Research Seminar – Wednesday 5th July 2017 – Liverpool Logistics, Offshore & Marine Research Institute (LOOM)

Research Seminar – Wednesday 5th July 2017 – Liverpool Logistics, Offshore & Marine Research Institute (LOOM)

On 5th July 2017, Liverpool John Moores University (LJMU) organised a research seminar as an activity of the Newton Institutional Links project “UK-­Vietnam Institutional Link in Digital Innovation for Sustainable Maritime Logistics in Vietnam” to present some of LJMU’s work on port efficiency in collaboration with port partners in Vietnam. The seminar were delivered by Dr. Charly Lersteau and Dr. Iffat Gheyas from LJMU.
Over 20 attendees from academia and industry attended the event.
Titles and abstracts of their talks are detailed below.
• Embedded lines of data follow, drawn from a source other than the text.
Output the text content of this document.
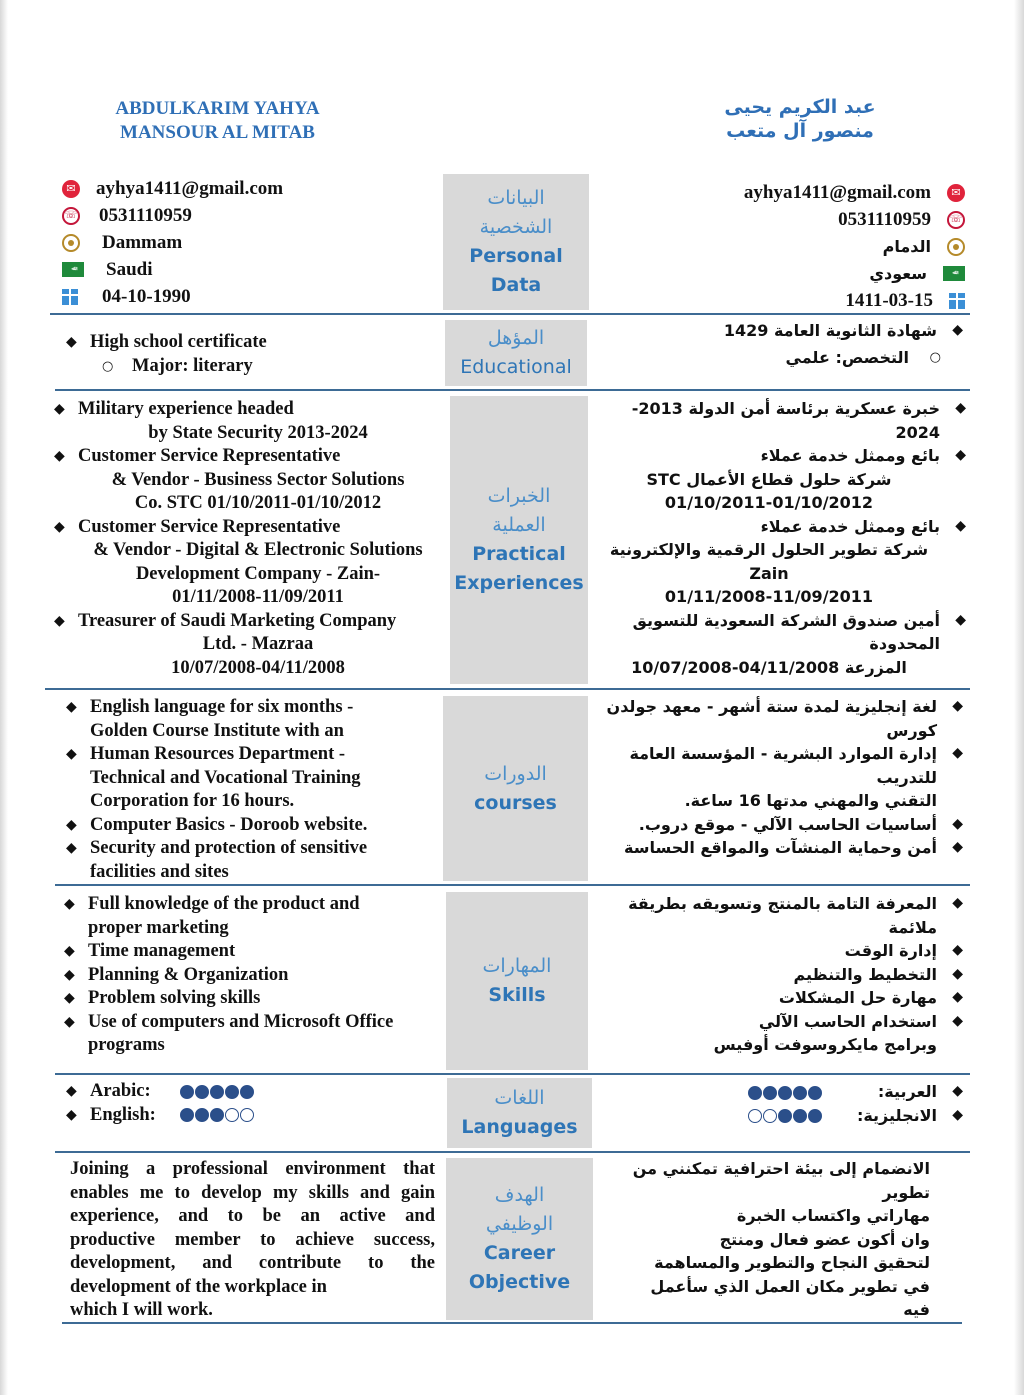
ABDULKARIM YAHYA MANSOUR AL MITAB
عبد الكريم يحيى
منصور آل متعب
✉ ayhya1411@gmail.com
☏ 0531110959
Dammam
ﷲ	Saudi
04-10-1990
البيانات الشخصية
Personal Data
✉
ayhya1411@gmail.com
☏
0531110959
الدمام
ﷲ
سعودي
1411-03-15
◆ High school certificate
○ Major: literary
المؤهل
Educational
◆ شهادة الثانوية العامة 1429
○ التخصص: علمي
◆ Military experience headed
by State Security 2013-2024
◆ Customer Service Representative
& Vendor - Business Sector Solutions
Co. STC 01/10/2011-01/10/2012
◆ Customer Service Representative
& Vendor - Digital & Electronic Solutions
Development Company - Zain-
01/11/2008-11/09/2011
◆ Treasurer of Saudi Marketing Company
Ltd. - Mazraa
10/07/2008-04/11/2008
الخبرات العملية
Practical Experiences
◆ خبرة عسكرية برئاسة أمن الدولة 2013-2024
◆ بائع وممثل خدمة عملاء
شركة حلول قطاع الأعمال STC
01/10/2011-01/10/2012
◆ بائع وممثل خدمة عملاء
شركة تطوير الحلول الرقمية والإلكترونية Zain
01/11/2008-11/09/2011
◆ أمين صندوق الشركة السعودية للتسويق المحدودة
المزرعة 04/11/2008-10/07/2008
◆ English language for six months -
Golden Course Institute with an
◆ Human Resources Department -
Technical and Vocational Training
Corporation for 16 hours.
◆ Computer Basics - Doroob website.
◆ Security and protection of sensitive
facilities and sites
الدورات
courses
◆ لغة إنجليزية لمدة ستة أشهر - معهد جولدن كورس
◆ إدارة الموارد البشرية - المؤسسة العامة للتدريب
التقني والمهني مدتها 16 ساعة.
◆ أساسيات الحاسب الآلي - موقع دروب.
◆ أمن وحماية المنشآت والمواقع الحساسة
◆ Full knowledge of the product and
proper marketing
◆ Time management
◆ Planning & Organization
◆ Problem solving skills
◆ Use of computers and Microsoft Office
programs
المهارات
Skills
◆ المعرفة التامة بالمنتج وتسويقه بطريقة ملائمة
◆ إدارة الوقت
◆ التخطيط والتنظيم
◆ مهارة حل المشكلات
◆ استخدام الحاسب الآلي
وبرامج مايكروسوفت أوفيس
◆ Arabic:
◆ English:
اللغات
Languages
◆ العربية:
◆ الانجليزية:
Joining a professional environment that enables me to develop my skills and gain experience, and to be an active and productive member to achieve success, development, and contribute to the development of the workplace in
which I will work.
الهدف الوظيفي
Career Objective
الانضمام إلى بيئة احترافية تمكنني من تطوير
مهاراتي واكتساب الخبرة
وان أكون عضو فعال ومنتج
لتحقيق النجاح والتطوير والمساهمة
في تطوير مكان العمل الذي سأعمل فيه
Simulation of operations in Vietnamese VIP Greenport

Dr. Iffat Gheyas Port authorities need to make a variety of inter-related decisions during daily operations at a container terminal. The goal of this study is to develop a decision support tool that supports the terminal operators of Vietnamese VIP Greenport in decision making processes to minimize the ship turnaround time, the congestions on the roads inside the terminal, the average dwelling time of containers at the storage blocks and maximize the average crane productivity. The study will be carried out in three phases: (a) modelling the current state of the port, (b) Simulating port operation using 3D visualization technology and (c) optimizing the operational process. Most of the existing research focus on a particular operation. The goal of current study is to use an integrated approach for optimizing the operational process at container terminal. This is an ongoing work. In this talk, I will discuss the progress made to date.”

Dr. Iffat Gheyas

Optimising the container stacking process in an Asian port

Stack loading problems arise in many logistics applications such as container terminals, container ships, steel yards or warehouses. We are especially motivated by improving efficiency of container terminals. In this presentation, we aim at loading a sequence of items into a set of stacks subject to constraints. Items are accessed in last-in first-out order using a crane, so any target item at the bottom requires reshuffling of upper items. Then finding a loading strategy reducing the number of crane moves is an important challenge in order to decrease operational costs and delays. We introduce mathematical models and heuristics to solve this problem, and experimental results on random and real-case scenarios.